De estas 59 áreas metropolitanas, es importante mencionar que 5 de ellas (Valle de México, Puebla, La Laguna, Tampico y Puerto Vallarta) trascienden los limites de 2 entidades federativas. Es importante definir como funcionará el Sistema 9-1-1 en los casos en que haya dos o más municipios, y en especial en esos 5 casos donde están involucrados dos o mas entidades federativas:

  • Un solo centro de llamadas que coordina los esfuerzos por su proximidad física, donde es posible que en una sola emergencia haya Policias de varios Municipios, esto sin contar ambulancias o bomberos de otros mas. Si hay rivalidad entre instituciones y el personal de los diferentes Municipios, esto puede generar problemas; se necesita coordinación entre las diferentes unidades de respuesta y definir protocolos para la cadena de mando.

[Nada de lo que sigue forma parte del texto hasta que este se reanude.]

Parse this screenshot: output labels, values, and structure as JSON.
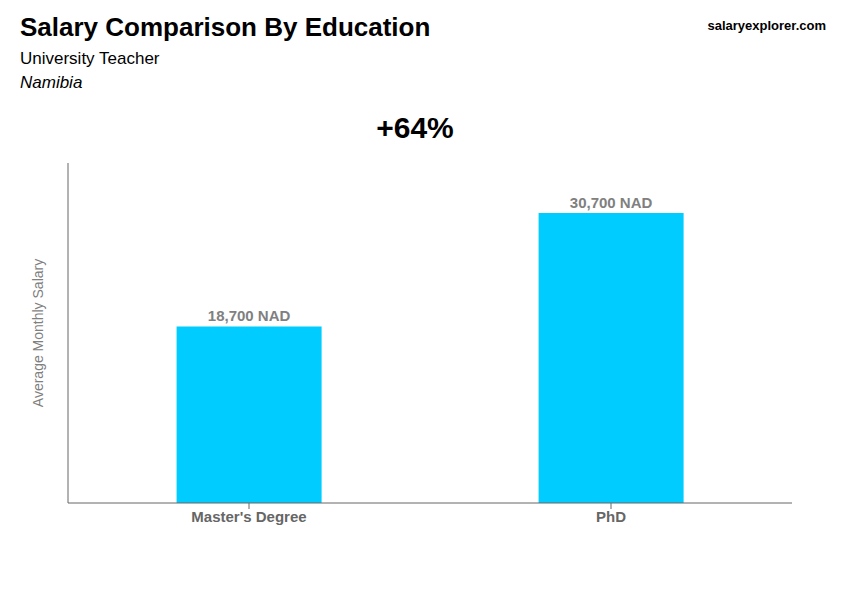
{
  "chart_data": {
    "type": "bar",
    "title": "Salary Comparison By Education",
    "subtitle": "University Teacher",
    "annotations": [
      "Namibia",
      "salaryexplorer.com",
      "+64%"
    ],
    "y_label": "Average Monthly Salary",
    "categories": [
      "Master's Degree",
      "PhD"
    ],
    "values": [
      18700,
      30700
    ],
    "value_labels": [
      "18,700 NAD",
      "30,700 NAD"
    ],
    "data_labels": true,
    "color": "#00ccff",
    "ylim": [
      0,
      36000
    ],
    "tick_labels": "x",
    "grid": false
  }
}
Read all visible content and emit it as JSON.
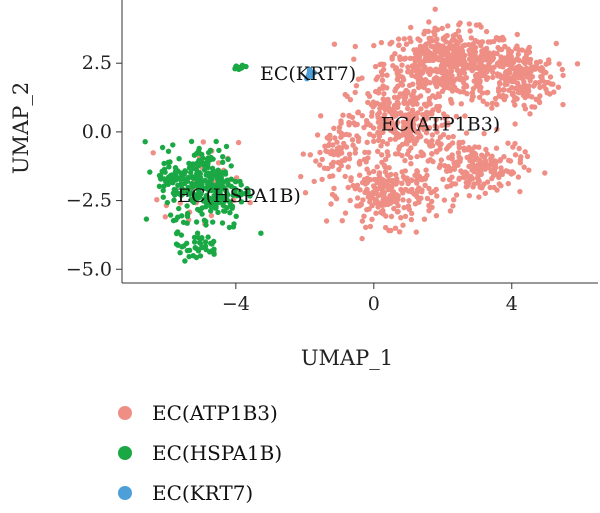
{
  "chart_data": {
    "type": "scatter",
    "xlabel": "UMAP_1",
    "ylabel": "UMAP_2",
    "xlim": [
      -7.3,
      6.5
    ],
    "ylim": [
      -5.5,
      4.8
    ],
    "xticks": [
      -4,
      0,
      4
    ],
    "xtick_labels": [
      "−4",
      "0",
      "4"
    ],
    "yticks": [
      2.5,
      0.0,
      -2.5,
      -5.0
    ],
    "ytick_labels": [
      "2.5",
      "0.0",
      "−2.5",
      "−5.0"
    ],
    "grid": false,
    "legend_position": "bottom",
    "series": [
      {
        "name": "EC(ATP1B3)",
        "color": "#EE8E84",
        "clusters": [
          {
            "cx": 2.2,
            "cy": 2.5,
            "sx": 1.6,
            "sy": 1.0,
            "n": 520
          },
          {
            "cx": 4.2,
            "cy": 2.0,
            "sx": 0.9,
            "sy": 1.0,
            "n": 220
          },
          {
            "cx": 0.8,
            "cy": 0.3,
            "sx": 1.3,
            "sy": 1.2,
            "n": 320
          },
          {
            "cx": 0.5,
            "cy": -2.3,
            "sx": 1.1,
            "sy": 0.9,
            "n": 230
          },
          {
            "cx": 3.0,
            "cy": -1.3,
            "sx": 1.1,
            "sy": 0.8,
            "n": 180
          },
          {
            "cx": -1.2,
            "cy": -0.8,
            "sx": 0.6,
            "sy": 0.9,
            "n": 70
          },
          {
            "cx": -5.0,
            "cy": -2.2,
            "sx": 0.9,
            "sy": 1.5,
            "n": 35
          }
        ]
      },
      {
        "name": "EC(HSPA1B)",
        "color": "#1AA845",
        "clusters": [
          {
            "cx": -4.8,
            "cy": -2.0,
            "sx": 0.9,
            "sy": 1.3,
            "n": 260
          },
          {
            "cx": -5.8,
            "cy": -1.6,
            "sx": 0.5,
            "sy": 0.6,
            "n": 50
          },
          {
            "cx": -5.2,
            "cy": -4.2,
            "sx": 0.6,
            "sy": 0.4,
            "n": 35
          },
          {
            "cx": -3.9,
            "cy": 2.35,
            "sx": 0.25,
            "sy": 0.08,
            "n": 14
          }
        ]
      },
      {
        "name": "EC(KRT7)",
        "color": "#4C9FD9",
        "clusters": [
          {
            "cx": -1.85,
            "cy": 2.15,
            "sx": 0.1,
            "sy": 0.15,
            "n": 12
          }
        ]
      }
    ],
    "annotations": [
      {
        "text": "EC(KRT7)",
        "x": -3.3,
        "y": 2.15
      },
      {
        "text": "EC(ATP1B3)",
        "x": 0.2,
        "y": 0.3
      },
      {
        "text": "EC(HSPA1B)",
        "x": -5.7,
        "y": -2.3
      }
    ]
  }
}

Si estos inconvenientes no existieran o se resolvieran, sería la mejor opción, pues todo el personal de todos los municipios se coordinan para resolver una emergencia.
  • Un solo centro de llamadas que coordina los esfuerzos de forma política, basado en la dirección física de donde se originó la emergencia. Con esta estrategia, se evita rivalidad y competencia entre Municipios; sin embargo, es posible que unidades de respuesta de otros municipios se encuentren más cerca y no sean llamados a atender la emergencia, perdiendo valiosos minutos.
  • Varios centros de llamadas, uno para cada Municipio o Estado. La peor de las opciones, en mi opinión, además de que los costos administrativos aumentan, nos encontramos irremediablemente en situaciones donde una emergencia trasciende fronteras Municipales; además de circunstancias ya mencionadas, donde es posible que unidades de respuesta de otros Municipios se encuentren mas cerca del lugar de la emergencia.

Corto, Mediano y Largo Plazo.

Le tomo a Estados Unidos 32 años en cubrir mas del 90% de su población. Con la tecnología actual, es posible hacerlo en menor tiempo, sin embargo, no creo que sea posible cubrir ni siquiera a las áreas o zonas metropolitanas del país en los 4 años restantes del Gobierno de Enrique Peña Nieto. Tan solo las 59 áreas metropolitanas (ver punto anterior) del país concentran el 56.8% de la población del país. Las 5 mayores (Valle de México, Puebla y Toluca) equivalen casi al 30% de la población del país; me parece un buen número para empezar a trabajar en estos 4 años de Gobierno que le quedan al Presidente Peña Nieto.

Es necesario hacer un plan a corto, mediano y largo plazo, asignar presupuesto de ser necesario, organizar un calendario de licitaciones, definir bien los términos técnicos de las licitaciones para que no haya problemas en compatibilidad entre instituciones, organizar foros para educar a la gente, modificar legislación federal y local para cadena de mando en los casos particulares, etc, etc etc. No es una tarea sencilla, pero necesita hacerse de forma organizada y progresiva; de otra forma, este sistema solo será un «tiro al aire«, y tendremos que esperar otros 10 o 20 años para que suceda; y seguiremos teniendo lo que tenemos hoy en día: Poca o ninguna homologación en sistemas de emergencia a lo largo y ancho del país.